Düsseldorf. Wegen Steuerbetrugs und „über geschickte Steuergestaltung“ gehen Deutschland jedes Jahr rund 160 Milliarden Euro verloren. Das sagte NRW-Finanzminister Norbert Walter-Borjans (SPD) am Freitag im Deutschlandradio Kultur mit Bezug auf Berechnungen der Europäischen Kommission. Würden diese Steuersünder gestellt und die entsprechenden Lücken gestopft, könnte NRW jährlich mit geschätzten 36 Milliarden Euro Mehreinnahmen rechnen, hieß es im Finanzministerium auf Anfrage.

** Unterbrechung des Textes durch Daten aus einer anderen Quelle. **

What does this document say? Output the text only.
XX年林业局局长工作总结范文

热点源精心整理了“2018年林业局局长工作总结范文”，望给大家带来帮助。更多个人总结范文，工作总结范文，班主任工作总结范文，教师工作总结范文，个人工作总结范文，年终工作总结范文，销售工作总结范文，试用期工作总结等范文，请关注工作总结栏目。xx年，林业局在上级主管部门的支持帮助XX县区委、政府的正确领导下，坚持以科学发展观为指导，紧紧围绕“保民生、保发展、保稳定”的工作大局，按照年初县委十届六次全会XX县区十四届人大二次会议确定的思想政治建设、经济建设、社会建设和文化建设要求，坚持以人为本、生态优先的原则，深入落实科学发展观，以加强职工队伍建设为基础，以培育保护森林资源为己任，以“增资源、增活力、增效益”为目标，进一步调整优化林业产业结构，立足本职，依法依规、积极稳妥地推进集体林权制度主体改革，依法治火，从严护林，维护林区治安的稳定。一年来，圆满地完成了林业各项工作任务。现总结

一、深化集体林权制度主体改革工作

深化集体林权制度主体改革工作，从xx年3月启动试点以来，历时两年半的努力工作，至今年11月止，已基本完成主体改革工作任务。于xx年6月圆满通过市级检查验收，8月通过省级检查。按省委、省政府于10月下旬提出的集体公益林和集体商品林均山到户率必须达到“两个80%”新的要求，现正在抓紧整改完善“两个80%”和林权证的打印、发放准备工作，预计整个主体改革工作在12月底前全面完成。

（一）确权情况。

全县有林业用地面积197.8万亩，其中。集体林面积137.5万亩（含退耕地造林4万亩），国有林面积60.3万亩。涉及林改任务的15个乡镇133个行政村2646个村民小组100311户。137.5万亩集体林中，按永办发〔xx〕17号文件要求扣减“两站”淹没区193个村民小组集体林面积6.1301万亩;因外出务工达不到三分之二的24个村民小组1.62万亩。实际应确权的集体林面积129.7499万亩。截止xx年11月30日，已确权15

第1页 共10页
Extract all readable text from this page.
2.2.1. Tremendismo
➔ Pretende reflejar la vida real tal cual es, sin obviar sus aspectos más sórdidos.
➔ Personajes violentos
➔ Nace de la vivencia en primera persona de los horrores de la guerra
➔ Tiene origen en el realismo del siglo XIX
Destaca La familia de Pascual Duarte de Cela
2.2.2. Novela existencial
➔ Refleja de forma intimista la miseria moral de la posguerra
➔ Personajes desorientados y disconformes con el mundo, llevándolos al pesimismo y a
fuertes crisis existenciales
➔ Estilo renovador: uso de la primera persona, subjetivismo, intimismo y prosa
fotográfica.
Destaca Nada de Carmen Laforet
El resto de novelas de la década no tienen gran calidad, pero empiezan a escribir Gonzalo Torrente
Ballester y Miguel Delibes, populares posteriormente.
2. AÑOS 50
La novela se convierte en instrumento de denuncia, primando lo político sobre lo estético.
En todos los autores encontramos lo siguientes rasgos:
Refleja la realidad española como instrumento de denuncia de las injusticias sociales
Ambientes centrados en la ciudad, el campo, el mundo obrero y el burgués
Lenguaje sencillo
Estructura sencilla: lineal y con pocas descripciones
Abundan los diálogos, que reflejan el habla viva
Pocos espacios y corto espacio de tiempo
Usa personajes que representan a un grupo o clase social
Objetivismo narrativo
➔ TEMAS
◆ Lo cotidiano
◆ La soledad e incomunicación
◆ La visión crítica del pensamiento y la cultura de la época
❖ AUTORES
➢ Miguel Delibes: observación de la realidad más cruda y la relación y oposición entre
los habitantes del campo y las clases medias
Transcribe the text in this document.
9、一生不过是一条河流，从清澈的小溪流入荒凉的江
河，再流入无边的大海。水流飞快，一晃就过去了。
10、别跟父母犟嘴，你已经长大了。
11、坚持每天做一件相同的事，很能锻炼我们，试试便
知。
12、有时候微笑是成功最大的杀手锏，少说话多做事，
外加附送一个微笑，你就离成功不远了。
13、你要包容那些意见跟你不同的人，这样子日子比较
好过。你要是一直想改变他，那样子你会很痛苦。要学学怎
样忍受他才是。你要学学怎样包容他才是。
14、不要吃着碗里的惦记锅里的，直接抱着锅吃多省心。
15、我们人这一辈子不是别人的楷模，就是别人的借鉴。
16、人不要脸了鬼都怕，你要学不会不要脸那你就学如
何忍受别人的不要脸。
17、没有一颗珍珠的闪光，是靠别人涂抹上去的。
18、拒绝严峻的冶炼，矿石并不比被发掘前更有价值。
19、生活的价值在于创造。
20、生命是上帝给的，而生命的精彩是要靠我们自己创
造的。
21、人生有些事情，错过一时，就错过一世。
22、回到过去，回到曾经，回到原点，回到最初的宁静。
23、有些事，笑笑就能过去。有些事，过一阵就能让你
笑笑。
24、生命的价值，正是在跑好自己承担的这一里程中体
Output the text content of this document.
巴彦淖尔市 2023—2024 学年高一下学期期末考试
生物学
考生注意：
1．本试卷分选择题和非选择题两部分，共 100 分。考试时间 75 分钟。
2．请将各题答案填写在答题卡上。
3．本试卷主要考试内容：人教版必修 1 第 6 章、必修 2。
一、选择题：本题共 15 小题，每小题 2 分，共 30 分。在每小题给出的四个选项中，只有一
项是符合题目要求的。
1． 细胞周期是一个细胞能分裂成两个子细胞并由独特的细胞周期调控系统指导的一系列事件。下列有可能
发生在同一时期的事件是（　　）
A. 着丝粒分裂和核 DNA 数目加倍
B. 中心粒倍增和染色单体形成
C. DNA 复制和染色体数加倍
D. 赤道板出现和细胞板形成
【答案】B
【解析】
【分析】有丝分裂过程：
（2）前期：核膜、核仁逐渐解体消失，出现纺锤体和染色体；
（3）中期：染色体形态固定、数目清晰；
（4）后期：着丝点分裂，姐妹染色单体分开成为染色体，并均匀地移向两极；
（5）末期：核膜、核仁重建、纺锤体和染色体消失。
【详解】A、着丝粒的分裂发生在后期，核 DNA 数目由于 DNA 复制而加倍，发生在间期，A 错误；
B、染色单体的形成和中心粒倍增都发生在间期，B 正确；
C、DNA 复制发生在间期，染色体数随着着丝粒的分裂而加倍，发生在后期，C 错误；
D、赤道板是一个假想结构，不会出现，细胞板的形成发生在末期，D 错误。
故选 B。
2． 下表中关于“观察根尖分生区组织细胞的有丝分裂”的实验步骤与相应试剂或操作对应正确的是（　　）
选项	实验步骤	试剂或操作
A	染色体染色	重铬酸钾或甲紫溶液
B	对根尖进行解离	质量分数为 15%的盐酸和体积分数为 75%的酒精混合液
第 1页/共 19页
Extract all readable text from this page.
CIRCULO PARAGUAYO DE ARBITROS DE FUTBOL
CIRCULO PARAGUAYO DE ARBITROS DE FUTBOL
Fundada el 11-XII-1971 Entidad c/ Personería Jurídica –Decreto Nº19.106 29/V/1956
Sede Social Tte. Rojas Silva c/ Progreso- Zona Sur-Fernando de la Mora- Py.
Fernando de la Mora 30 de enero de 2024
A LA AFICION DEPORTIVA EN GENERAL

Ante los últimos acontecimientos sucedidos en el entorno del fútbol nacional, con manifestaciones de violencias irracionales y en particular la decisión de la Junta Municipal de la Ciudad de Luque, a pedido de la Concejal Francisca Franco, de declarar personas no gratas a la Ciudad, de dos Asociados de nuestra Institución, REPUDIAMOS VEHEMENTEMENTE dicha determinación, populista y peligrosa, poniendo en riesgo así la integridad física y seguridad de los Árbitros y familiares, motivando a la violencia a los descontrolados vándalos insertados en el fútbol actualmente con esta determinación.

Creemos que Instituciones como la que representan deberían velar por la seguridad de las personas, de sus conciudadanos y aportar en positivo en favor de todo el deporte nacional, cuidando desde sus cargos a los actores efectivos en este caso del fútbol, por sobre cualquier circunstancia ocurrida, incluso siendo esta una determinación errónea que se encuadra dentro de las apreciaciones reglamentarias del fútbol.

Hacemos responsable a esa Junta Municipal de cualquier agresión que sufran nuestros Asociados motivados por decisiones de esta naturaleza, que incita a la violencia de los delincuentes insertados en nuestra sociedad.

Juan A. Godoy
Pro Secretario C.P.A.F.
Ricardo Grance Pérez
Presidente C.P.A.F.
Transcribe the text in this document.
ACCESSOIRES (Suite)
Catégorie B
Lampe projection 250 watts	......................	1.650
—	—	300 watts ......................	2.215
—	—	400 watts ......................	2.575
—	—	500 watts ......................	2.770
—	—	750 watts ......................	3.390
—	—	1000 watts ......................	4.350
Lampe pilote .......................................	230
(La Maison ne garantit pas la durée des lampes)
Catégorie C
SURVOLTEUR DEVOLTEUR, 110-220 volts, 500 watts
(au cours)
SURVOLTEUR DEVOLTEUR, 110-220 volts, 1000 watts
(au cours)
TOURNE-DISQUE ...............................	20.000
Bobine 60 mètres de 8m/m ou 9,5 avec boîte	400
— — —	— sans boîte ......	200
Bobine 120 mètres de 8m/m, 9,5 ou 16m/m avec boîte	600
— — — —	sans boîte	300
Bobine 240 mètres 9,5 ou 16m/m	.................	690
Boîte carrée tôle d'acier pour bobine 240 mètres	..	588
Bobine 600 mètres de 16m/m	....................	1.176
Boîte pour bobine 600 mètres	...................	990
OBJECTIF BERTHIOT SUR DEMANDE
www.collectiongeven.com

Das entspräche weit mehr als der Hälfte des NRW-Etats von 62,3 Milliarden Euro und würde laut Minister ausreichen, dass „man keine Kredite mehr aufnehmen muss und seine bestehenden Schulden tilgen könnte“. Bis 2020 soll die Schuldenbremse greifen, dann darf NRW wie die anderen Bundesländer keine neuen Schulden mehr aufnehmen. Für 2014 ist eine Neuverschuldung von 2,4 Milliarden Euro geplant.

Walter-Borjans, der in diesem Jahr Vorsitzender der Länder-Finanzministerkonferenz ist, arbeitet nun mit seinen Kollegen daran, die Bedingungen für Steuerhinterzieher, die sich selbst anzeigen, zu verschärfen.